Já estava para lá de irritada com o gajo, o rapaz do mansplaining e a vida em geral. Se me irrita que alguém explique depois de dizer, quanto mais que me explique depois de eu dizer. E a minha paciência tinha chegado ao fim. Na altura, tantas meias-palavras já tinham feito palavras inteiras e era óbvio que aquilo nem start-up era. Era uma pré-start-up. No fundo, a ideia era do gajo, e queria fazer uma equipa sem salários: se a coisa funcionasse, óptimo. Até lá, que se marcasse o WebSummit na agenda, que se tivessem conversas filosóficas com um robot qualquer, que se formassem documentos para apresentar a potenciais clientes, que se trabalhasse para aquecer, que se metessem as mãos no sonho de outro. Ou seja, o gajo era como os Winklevoss: mandava uma ideia para o ar e arranjava um palerma qualquer que a pusesse a andar.
Continuava a haver muitos elogios. O doutoramento, por motivos até então desconhecidos, era elogiado como a última Coca-cola do calor lisboeta, e então tornou-se claro que a ideia era formar uma equipa de gente que parecesse muito esperta: a gaja que tinha as ideias e o Ph.D, o gajo que as apresentava e fumava à bon vivant no rooftop do Chiado, e aquela indefinível mistura, que rompe com todos os clichês, da ex-modelo economista que, sendo da equipa do gajo, pouco mais fazia do que esperar comigo enquanto os homens interrompiam as reuniões para fumar.
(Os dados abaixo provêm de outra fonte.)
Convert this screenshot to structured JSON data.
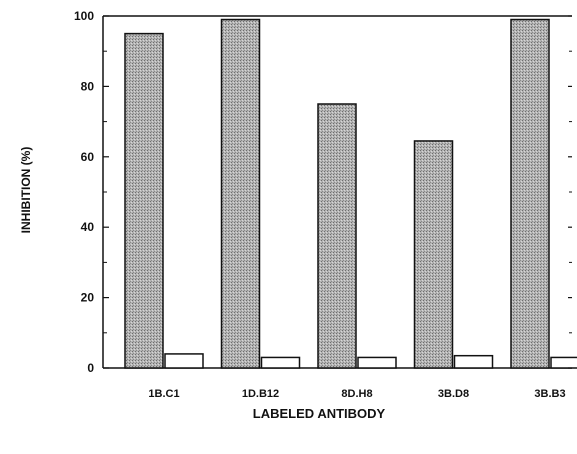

Pachorra é que já não havia. E eu já estava farta de vestir camisas de manga comprida com 30 graus lá fora. Já me dava vergonha ser vista ali naquele meio de inglês ver, de fingir isto ou aquilo, de andar a engonhar sem chegar a lado nenhum. A vida tinha de ser muito mais do que fazer de mim a senhora que espera que os homens acabem de fumar.
À saída do hotel onde estava o rooftop, muito sorridente, o gajo lá disse o que já costumava dizer: “Então, amanhã à mesma hora? Acho que isto contigo vai correr muito bem.” O sol caía a direito no Chiado, os turistas já invadiam Lisboa e eu partiria para o Brasil dois dias depois. E ele lá no fundo talvez tivesse noção de que o rapaz só ocupava espaço. Disse-lhe assim: “Muito bem. Então, se acha óptimo, temos de avançar. Nos próximos tempos, faço tal e tal, mas a partir de etc. estou livre para isto. Envie-me a proposta de contrato esta noite e, se tivermos algum acordo, comprometo-me já para a data a partir do meu regresso.” Ele continuou a chover no molhado: “Queríamos muito contar contigo. Tens muito para dar a isto. Acho que vai ser óptimo. A sério, juro, queremos muito contar contigo.” E eu: “Muito bem, então envie lá a proposta de contrato.” Despedimo-nos, fui apanhar o metro aos Armazéns e nunca mais ouvi falar do gajo.

Ana Bárbara Pedrosa
Veio para Lisboa estudar Literatura em 2012. Daqui só saiu para o Brasil, onde, à portuguesa, teve saudades dia e noite. Regressada, escreveu Lisboa, chão sagrado e a cidade foi a diva onde se perderam personagens. Anos depois, numa casa em Benfica, foi ao Médio Oriente e escreveu Palavra do Senhor. No mesmo sítio, meteu a cabeça em Vizela e escreveu Amor estragado. Para os de cá, tem sotaque minhoto; para os de lá, engravatado.